In Italien muss ein Beschuldigter nachweisen, dass er nicht in illegale Geschäfte verwickelt ist. Dort kann eine Villa eingezogen werden, sofern der Besitzer nicht nachweisen kann, dass sie mit legalen Geldern gekauft wurde. Ähnliches gilt für Großbritannien. Britische Gerichte können Verdächtige dazu zwingen, die Herkunft der Vermögenswerte offenzulegen. Sie haben die Möglichkeit, Vermögenswerte so lange einzuziehen, bis der wirtschaftlich Berechtigte erklärt, woher die Gelder stammen.
Probleme der FIU
Erhebliche Kritik gibt es an der Effektivität der FIU, der beim Zoll angesiedelten Anti-Geldwäsche-Einheit. Diese kommt ebenfalls nicht überraschend, da die Medien in den vergangenen Jahren bereits mehrfach und nachdrücklich darauf hingewiesen haben, dass es offensichtlich Probleme bei der Bearbeitung bzw. Nachverfolgung von Fällen gibt. Sachverhalte wie die liegengebliebenen Verdachtsmeldungen im Wirecard-Skandal, die Durchsuchung der Räumlichkeiten der FIU aufgrund von Ermittlungen der Staatsanwaltschaft Osnabrück sowie die Vielzahl der allgemein unbearbeiteten Fälle bei der FIU in der Vergangenheit wurden nicht explizit thematisiert. Sie führen allerdings zu einer negativen Wahrnehmung bei der Bevölkerung, den Verpflichteten und letzten Endes auch bei der FATF. Der FIU zugutehalten muss man bei aller Schelte aber auch ihre Abhängigkeit von den Informationen, die ihr durch die Meldenden zur Verfügung gestellt werden, und deren Qualität. Sofern die FIU Verdachtsmeldungen erreichen, die unvollständig sind bzw. nicht korrekte Daten enthalten, sind den Möglichkeiten der FIU – auch bezogen auf die internationale Zusammenarbeit - Grenzen gesetzt. Welche Auswirkungen mangelhafte Datenqualität auf die Compliance haben kann, kann im #rethinkcompliance Blog nochmal nachgelesen werden.
Herausforderungen
Dass Deutschland gewillt ist, die Anforderungen der FATF zu erfüllen, zeigt der durch Finanzminister Christian Lindner angekündigte Paradigmenwechsel in der Bekämpfung der Geldwäsche, u.a. durch die Schaffung einer neuen Bundesbehörde. Diese allein wird jedoch die bestehenden Probleme nicht lösen. Es erfordert enorme Anstrengungen und eine Zusammenarbeit mit den unterschiedlichen Behörden und Bereichen, um die Arbeit effektiv zu gestalten. Dieses gilt nicht nur für den Finanzsektor, sondern auch in ganz besonderem Maße für den Nichtfinanzsektor und die oben bereits genannten DNFBPs.

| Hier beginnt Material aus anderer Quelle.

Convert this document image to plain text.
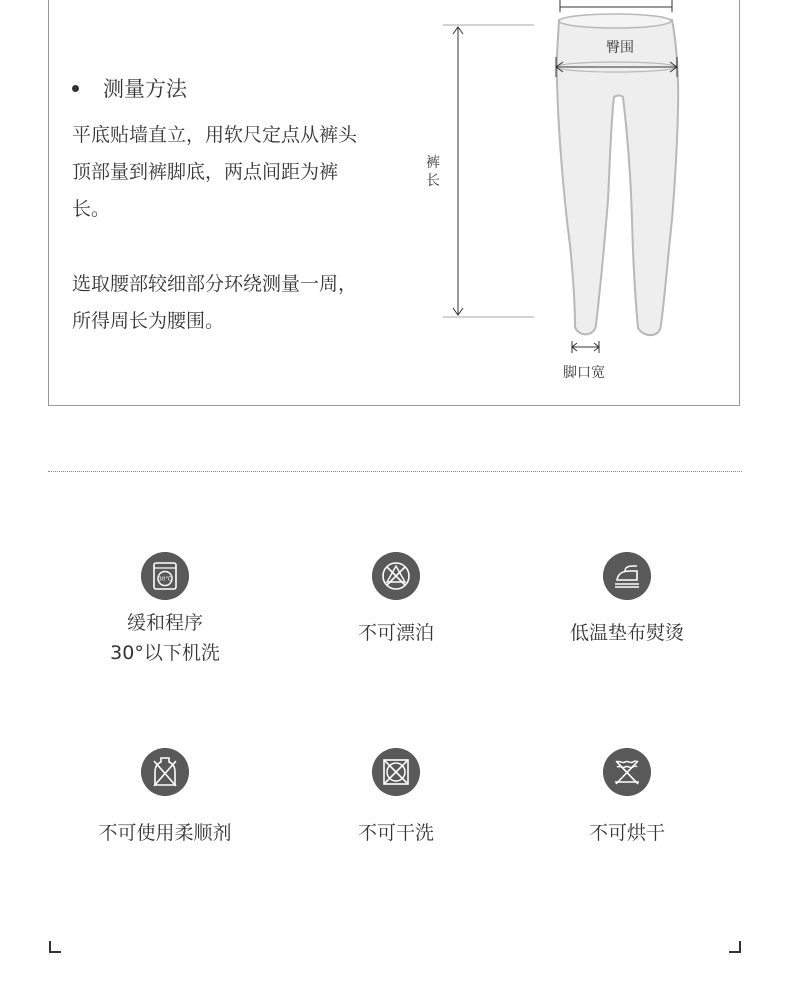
测量方法

平底贴墙直立，用软尺定点从裤头顶部量到裤脚底，两点间距为裤长。

选取腰部较细部分环绕测量一周，所得周长为腰围。

臀围
裤
长
脚口宽
30℃
缓和程序
30°以下机洗
不可漂泊	低温垫布熨烫
不可使用柔顺剂	不可干洗	不可烘干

Deutschland muss innerhalb eines Jahres die FATF über die ergriffenen Maßnahmen und Fortschritte unterrichten. Daher bleibt keine Zeit, den Dingen zu harren, die da kommen. Auf die BaFin, die weiteren Verpflichteten sowie den Finanzsektor kommen große Herausforderungen zu, um den Erwartungen der FATF auch nur ansatzweise gerecht zu werden.